Excerpt from a message given by Jocelyn Burnell, Britain Yearly meeting, to the World Conference of Friends in Nakuru, Kenya:

“In the Old Testament there is only a little talk of personal salvation and a lot of concern about the salvation of the community—the Tribes of Israel—the salvation of people collectively . . . Once a year the High Priest, in fear and trembling, entered the Holy of Holies to ask for absolution for the sins of his tribe. He was not sure he was going to come out alive, and nobody else could enter the Holy of Holies to help him. So he left a corner of his shawl trailing out through the door, so that if he died his body could be retrieved by people outside the Holy of Holies pulling on that corner of the shawl.

He usually did come out alive, and then as described in Leviticus (16, verses 21–22:) “And Aaron [who was the High priest] shall lay both his hands on the head of the live goat, and confess over it all the iniquities of the people of Israel, and all their transgressions, all their sins. And he shall put them on the head of the goat and send it away into the wilderness by the hand of a man who is in readiness. And the goat shall bear all their iniquities on itself to a remote area, and he shall let the goat go free in the wilderness.” . . .
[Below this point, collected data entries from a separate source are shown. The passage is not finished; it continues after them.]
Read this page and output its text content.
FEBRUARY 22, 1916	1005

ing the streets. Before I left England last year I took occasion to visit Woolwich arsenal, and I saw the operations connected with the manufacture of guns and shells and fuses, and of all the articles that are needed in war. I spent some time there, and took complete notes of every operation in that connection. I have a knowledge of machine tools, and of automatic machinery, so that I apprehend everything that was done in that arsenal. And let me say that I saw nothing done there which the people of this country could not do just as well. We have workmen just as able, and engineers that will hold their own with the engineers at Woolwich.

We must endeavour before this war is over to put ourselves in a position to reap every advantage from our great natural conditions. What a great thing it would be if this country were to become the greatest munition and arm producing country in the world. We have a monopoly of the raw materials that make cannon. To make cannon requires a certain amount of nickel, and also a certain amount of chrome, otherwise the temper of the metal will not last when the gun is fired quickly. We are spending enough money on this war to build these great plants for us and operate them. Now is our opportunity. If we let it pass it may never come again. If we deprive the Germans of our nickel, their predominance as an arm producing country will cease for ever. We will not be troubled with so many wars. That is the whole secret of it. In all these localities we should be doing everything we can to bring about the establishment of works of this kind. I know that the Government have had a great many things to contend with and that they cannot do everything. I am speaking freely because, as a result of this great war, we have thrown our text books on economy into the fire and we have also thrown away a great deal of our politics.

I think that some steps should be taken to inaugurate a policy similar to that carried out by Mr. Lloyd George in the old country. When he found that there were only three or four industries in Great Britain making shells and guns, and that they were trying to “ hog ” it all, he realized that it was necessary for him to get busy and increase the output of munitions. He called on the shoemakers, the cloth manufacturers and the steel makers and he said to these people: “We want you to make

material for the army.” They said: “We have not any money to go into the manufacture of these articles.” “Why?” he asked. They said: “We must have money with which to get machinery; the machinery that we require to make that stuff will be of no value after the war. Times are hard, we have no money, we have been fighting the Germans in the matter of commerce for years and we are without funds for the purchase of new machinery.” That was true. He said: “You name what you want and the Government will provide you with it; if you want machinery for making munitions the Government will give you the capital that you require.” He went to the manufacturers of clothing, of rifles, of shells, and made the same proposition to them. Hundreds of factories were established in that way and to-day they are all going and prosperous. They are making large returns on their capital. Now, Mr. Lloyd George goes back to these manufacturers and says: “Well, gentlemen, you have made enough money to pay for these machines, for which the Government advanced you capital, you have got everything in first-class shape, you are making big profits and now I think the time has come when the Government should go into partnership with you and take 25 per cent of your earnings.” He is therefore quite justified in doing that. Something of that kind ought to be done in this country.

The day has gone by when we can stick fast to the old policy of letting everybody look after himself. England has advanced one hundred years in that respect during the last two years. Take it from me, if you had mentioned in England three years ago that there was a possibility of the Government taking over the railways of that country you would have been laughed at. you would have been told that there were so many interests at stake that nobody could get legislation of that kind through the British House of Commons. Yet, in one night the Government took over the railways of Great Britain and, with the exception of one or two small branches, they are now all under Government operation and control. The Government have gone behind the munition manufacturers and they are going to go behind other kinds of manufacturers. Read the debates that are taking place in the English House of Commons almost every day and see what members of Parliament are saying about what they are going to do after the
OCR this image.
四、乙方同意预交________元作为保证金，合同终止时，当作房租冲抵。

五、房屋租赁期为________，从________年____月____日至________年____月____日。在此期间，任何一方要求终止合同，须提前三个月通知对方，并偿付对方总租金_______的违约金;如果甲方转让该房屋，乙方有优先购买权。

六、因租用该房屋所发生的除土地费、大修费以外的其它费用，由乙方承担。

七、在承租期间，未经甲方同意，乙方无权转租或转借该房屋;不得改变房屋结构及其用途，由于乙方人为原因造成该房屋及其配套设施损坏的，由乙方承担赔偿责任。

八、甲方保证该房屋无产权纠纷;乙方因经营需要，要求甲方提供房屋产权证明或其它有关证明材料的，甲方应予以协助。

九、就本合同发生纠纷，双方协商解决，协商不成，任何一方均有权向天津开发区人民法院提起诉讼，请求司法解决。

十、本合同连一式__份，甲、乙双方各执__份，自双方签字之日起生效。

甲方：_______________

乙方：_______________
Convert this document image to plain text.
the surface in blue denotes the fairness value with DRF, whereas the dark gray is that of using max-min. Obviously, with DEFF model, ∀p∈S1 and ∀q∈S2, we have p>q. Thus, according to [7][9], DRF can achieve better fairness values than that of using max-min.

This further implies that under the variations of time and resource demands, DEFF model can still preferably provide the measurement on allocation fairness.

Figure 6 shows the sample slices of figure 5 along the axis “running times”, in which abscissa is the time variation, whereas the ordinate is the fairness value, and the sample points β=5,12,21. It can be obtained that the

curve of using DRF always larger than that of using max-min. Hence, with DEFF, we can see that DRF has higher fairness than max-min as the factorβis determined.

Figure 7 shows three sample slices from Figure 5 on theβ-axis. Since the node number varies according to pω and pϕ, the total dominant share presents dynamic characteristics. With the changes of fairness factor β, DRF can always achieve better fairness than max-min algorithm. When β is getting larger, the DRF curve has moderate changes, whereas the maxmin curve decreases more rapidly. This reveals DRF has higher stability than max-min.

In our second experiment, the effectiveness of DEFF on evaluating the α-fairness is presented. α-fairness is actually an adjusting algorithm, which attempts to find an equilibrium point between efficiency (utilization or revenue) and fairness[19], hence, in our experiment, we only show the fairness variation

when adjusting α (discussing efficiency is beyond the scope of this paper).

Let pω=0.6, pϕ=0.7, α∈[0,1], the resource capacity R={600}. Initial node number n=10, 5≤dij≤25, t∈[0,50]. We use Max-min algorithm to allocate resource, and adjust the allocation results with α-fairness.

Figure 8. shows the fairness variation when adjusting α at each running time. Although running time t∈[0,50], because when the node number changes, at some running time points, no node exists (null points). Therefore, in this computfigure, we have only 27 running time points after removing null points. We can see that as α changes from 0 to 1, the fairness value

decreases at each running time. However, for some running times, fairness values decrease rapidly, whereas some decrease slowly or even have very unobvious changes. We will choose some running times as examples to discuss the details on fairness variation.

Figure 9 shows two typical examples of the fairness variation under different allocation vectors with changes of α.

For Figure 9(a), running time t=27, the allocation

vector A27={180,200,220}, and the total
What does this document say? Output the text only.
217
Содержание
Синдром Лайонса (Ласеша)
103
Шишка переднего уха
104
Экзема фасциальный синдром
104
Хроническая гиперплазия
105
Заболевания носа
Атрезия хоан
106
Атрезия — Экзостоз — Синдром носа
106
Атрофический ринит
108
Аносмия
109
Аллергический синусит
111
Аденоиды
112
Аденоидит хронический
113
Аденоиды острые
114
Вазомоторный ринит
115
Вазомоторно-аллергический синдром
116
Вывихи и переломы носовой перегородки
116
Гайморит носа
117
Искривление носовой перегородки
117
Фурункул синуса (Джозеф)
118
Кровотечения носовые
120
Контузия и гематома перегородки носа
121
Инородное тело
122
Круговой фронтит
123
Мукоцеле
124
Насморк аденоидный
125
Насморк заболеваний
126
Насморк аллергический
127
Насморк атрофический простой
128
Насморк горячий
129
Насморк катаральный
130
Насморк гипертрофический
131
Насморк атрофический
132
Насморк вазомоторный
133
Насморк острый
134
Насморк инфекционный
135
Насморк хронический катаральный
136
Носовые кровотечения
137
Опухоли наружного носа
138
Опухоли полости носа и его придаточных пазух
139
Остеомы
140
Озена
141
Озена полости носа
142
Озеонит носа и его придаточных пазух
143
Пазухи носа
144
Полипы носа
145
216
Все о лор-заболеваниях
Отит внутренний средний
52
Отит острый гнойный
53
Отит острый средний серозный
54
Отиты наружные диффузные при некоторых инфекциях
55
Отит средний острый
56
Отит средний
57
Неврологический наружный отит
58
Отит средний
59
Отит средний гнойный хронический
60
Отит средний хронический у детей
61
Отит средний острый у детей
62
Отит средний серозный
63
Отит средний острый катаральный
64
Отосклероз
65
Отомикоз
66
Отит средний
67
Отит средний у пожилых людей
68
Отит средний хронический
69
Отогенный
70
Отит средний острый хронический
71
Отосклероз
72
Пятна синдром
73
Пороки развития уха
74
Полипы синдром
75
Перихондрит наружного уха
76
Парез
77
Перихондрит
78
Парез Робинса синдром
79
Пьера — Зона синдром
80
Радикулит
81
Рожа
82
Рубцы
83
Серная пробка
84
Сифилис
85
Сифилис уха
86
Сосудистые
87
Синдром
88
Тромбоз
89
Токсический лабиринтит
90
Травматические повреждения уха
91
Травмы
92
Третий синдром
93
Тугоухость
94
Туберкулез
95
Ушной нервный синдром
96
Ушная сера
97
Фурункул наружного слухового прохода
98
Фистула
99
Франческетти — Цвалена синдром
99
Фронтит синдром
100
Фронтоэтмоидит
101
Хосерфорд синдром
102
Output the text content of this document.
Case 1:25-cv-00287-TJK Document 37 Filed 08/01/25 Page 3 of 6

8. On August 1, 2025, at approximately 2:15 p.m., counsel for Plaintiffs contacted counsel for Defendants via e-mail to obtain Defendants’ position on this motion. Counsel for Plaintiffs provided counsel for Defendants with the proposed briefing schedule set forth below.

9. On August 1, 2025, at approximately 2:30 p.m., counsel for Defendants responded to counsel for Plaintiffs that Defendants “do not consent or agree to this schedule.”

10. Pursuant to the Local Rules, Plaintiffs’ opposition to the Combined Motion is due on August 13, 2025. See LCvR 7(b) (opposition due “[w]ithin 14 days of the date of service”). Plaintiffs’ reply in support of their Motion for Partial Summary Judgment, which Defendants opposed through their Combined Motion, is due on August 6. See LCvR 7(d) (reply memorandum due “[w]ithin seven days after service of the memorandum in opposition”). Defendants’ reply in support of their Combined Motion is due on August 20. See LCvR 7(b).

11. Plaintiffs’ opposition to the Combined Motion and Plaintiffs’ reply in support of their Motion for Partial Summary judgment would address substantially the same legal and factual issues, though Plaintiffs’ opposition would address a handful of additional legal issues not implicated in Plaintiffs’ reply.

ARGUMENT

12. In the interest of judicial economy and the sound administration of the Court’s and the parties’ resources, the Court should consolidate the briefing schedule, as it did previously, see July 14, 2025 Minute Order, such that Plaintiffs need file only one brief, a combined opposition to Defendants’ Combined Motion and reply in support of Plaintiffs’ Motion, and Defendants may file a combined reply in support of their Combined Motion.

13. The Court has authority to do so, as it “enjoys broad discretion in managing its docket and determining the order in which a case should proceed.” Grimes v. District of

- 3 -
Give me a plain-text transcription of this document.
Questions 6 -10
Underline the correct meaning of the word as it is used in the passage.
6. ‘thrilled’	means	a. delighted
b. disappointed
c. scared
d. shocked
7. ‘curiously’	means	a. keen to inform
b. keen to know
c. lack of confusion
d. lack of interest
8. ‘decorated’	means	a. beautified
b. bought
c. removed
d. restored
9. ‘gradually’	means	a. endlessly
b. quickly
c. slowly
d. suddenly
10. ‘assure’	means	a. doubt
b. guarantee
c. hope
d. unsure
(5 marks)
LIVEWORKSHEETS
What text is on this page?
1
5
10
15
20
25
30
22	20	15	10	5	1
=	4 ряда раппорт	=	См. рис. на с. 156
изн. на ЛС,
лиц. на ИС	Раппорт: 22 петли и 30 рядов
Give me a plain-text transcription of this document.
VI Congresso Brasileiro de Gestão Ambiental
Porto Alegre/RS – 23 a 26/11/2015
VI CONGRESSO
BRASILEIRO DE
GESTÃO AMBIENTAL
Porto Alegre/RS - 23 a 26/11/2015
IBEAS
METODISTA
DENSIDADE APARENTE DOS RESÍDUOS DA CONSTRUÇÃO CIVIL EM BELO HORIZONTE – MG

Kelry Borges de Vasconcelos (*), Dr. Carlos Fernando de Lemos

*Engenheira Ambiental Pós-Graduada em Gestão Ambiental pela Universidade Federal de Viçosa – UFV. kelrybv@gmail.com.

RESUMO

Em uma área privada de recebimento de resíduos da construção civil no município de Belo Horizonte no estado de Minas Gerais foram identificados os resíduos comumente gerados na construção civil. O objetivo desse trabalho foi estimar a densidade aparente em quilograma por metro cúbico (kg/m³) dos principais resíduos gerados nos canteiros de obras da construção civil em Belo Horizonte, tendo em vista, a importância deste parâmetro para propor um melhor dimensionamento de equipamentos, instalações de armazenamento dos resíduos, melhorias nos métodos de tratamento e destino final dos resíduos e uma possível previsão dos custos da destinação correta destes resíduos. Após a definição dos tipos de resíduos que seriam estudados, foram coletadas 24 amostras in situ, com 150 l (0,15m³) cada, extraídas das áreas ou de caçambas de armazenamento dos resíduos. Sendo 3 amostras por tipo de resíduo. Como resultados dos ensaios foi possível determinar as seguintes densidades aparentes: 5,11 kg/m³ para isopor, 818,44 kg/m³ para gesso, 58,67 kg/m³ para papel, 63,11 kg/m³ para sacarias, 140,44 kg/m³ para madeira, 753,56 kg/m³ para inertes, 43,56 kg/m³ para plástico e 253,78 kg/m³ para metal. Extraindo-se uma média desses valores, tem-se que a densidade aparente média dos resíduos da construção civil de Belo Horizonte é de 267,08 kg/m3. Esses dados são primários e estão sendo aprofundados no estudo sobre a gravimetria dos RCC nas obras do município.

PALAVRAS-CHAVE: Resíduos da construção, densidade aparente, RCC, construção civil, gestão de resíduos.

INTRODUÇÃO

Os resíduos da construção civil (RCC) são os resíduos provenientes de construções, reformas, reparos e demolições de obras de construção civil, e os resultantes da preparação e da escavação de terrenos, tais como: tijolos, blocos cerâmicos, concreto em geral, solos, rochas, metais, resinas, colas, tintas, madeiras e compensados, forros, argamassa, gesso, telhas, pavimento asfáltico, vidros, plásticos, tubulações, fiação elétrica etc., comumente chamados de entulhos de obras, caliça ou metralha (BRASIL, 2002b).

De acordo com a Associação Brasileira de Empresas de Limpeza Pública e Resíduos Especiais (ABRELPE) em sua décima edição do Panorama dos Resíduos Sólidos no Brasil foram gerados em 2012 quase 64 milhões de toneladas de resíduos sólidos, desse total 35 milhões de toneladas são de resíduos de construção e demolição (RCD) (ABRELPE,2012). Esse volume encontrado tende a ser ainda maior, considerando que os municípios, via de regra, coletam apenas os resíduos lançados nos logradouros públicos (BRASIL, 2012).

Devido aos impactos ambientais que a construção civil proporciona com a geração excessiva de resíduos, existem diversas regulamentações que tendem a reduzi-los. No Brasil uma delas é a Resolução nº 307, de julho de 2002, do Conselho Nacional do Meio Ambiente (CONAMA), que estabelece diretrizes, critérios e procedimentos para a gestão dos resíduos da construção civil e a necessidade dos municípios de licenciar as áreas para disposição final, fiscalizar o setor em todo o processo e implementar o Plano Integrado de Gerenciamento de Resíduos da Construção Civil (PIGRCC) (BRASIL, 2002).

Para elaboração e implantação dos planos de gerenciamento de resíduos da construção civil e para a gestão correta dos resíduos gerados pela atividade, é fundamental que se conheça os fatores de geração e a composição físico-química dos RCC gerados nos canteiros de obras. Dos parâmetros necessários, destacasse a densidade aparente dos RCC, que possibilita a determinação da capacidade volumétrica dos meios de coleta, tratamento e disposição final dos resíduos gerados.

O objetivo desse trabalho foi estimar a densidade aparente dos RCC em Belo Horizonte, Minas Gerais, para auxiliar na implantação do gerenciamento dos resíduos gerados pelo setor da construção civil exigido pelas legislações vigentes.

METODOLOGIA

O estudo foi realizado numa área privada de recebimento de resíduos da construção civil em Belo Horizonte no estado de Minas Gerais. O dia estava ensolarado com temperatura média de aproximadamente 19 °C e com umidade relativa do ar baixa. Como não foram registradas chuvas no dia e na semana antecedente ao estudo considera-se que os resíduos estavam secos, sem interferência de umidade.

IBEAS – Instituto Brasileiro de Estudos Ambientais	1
. . . Being able to get rid of sins like that sounds great, but I wonder . . . just as I have learnt (along with others in the West) that you cannot throw rubbish away, because there is no away, I wonder if you can erase sin so simply? I suspect it may come back to you! So if the world body of Friends, if our community is saved, what does it mean? And what are the marks of a community that is saved? I think it means the following: We are united with God; we work in God's strength; We listen to God and follow God's promptings; We listen to each other, for God's promptings may come through other people; We respect the diversity amongst us: not everyone has the same gifts or the same callings and we know there are many ways to God.”

I’ve spent a long time thinking about that high priest entering the Holy of Holies alone. How frightening it must have been to encounter God behind the veil, alone, carrying that responsibility for the whole community—and yet what a temptation into pride! How flattering and how exciting, to be the privileged one, the one nearest God. 

Since the World Conference, I have started to think that we, liberal unprogrammed Friends, might be that prideful Levitical priest.